Like Belew, other contributors to Myth America write in absolutes. There is little that is tentative in this volume. The United States is an empire. American exceptionalism is a lie. The United States is xenophobic. There is no complexity. The world is divided into right and wrong, true and false, left and right. There is a lot of either/or but not much both/and. We find few good people doing bad things, much less flawed people achieving good things. There is almost no engagement with competing scholarly perspectives.
There are many missed opportunities.

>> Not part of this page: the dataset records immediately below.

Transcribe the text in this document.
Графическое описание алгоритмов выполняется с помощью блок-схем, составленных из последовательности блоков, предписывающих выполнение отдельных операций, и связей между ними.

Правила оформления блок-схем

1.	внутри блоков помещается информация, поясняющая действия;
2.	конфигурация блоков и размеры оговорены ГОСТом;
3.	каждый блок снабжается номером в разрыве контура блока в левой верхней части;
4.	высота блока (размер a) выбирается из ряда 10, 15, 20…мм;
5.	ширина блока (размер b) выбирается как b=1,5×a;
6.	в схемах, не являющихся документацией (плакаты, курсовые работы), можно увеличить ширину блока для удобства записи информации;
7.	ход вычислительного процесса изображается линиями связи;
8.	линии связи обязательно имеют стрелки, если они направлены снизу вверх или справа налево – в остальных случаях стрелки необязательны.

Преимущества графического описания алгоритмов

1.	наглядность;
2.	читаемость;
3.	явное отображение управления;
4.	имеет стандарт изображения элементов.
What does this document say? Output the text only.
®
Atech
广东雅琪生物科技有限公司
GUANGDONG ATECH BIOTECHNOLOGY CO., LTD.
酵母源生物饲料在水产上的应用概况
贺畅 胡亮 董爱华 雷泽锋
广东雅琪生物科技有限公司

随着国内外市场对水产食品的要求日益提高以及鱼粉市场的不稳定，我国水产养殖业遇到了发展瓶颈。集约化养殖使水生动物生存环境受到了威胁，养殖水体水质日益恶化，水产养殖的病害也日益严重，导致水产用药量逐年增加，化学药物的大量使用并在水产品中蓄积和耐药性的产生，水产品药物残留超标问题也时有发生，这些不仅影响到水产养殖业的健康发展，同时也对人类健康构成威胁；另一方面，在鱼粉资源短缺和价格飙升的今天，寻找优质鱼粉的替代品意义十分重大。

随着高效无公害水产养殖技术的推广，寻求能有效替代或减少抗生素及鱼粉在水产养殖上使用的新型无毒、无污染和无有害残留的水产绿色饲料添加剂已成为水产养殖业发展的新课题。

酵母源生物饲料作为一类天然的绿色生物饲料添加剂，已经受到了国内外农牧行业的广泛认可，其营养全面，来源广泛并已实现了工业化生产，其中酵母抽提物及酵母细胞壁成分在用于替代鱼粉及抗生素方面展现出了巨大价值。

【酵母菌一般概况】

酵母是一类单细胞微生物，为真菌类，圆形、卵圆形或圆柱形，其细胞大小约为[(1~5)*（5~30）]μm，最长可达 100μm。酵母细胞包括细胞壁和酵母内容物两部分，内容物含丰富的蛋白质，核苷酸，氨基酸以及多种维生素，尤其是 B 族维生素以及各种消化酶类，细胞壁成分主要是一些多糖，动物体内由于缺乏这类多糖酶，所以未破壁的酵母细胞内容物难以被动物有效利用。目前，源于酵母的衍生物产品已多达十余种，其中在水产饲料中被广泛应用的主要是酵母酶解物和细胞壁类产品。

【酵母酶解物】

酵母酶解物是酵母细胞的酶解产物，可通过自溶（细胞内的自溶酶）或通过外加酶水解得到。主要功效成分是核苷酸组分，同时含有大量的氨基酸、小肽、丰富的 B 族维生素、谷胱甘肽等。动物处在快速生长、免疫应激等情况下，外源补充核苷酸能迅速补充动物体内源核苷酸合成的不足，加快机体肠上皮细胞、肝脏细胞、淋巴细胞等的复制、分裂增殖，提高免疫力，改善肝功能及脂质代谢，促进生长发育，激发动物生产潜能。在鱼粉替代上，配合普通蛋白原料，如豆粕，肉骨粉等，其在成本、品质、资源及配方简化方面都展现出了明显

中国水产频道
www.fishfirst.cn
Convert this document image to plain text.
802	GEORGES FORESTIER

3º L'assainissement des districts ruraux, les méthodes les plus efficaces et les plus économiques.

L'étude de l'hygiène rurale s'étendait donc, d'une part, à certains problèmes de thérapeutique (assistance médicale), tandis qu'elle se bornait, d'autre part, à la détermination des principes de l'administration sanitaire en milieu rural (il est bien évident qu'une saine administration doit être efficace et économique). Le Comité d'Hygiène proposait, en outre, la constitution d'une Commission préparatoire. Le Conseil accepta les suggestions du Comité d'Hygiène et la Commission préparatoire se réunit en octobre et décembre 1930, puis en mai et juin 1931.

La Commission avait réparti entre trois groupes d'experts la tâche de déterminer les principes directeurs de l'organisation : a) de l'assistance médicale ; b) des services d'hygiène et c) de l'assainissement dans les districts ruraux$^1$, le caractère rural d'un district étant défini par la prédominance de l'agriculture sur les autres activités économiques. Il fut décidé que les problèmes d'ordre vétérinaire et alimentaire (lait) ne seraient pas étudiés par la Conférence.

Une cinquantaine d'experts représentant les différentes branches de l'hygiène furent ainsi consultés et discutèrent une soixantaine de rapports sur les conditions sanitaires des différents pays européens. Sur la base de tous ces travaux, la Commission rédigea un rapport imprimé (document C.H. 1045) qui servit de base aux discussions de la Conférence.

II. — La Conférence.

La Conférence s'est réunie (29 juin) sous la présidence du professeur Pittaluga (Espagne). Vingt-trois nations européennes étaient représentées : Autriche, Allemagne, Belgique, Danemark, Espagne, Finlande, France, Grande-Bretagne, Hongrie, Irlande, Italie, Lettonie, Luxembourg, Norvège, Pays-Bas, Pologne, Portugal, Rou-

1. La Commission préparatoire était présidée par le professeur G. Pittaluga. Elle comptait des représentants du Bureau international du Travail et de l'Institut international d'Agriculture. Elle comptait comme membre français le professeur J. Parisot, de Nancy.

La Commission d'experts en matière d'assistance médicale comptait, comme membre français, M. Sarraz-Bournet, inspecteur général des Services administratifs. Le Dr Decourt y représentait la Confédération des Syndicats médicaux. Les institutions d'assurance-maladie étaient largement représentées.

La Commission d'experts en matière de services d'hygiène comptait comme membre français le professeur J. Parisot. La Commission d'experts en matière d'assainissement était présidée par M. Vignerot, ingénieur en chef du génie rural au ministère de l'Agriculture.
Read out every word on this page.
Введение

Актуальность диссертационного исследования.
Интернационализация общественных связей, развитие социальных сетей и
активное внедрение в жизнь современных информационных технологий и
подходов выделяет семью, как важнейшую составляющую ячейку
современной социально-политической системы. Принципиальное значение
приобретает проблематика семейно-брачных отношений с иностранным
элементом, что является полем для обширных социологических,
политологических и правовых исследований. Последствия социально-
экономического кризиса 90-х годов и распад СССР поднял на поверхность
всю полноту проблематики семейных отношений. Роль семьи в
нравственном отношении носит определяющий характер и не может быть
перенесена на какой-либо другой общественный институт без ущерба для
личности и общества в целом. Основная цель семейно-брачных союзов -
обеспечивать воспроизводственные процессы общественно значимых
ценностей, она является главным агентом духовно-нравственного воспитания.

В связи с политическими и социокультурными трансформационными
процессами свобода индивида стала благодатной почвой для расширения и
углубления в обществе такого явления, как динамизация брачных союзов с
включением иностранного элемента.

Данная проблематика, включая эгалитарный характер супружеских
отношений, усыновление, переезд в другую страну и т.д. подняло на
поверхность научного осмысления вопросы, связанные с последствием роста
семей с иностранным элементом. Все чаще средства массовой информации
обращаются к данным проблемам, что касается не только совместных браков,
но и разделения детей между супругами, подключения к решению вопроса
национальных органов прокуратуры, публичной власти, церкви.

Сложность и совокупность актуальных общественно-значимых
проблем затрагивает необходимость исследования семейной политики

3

For example, in his essay on American exceptionalism, David Bell notes in passing that “the more progressive that Americans are in their politics, the more likely they are to see America as exceptional, if at all, in large part because of the harm it has done: the treatment of indigenous peoples, slavery, US foreign policy in the twentieth century, and contemporary inequality and racism.” Why leave this as an aside? Why not devote some space in the volume—especially given our public controversies over how we should teach American history—to the dangers posed by exceptionalist narratives from the left?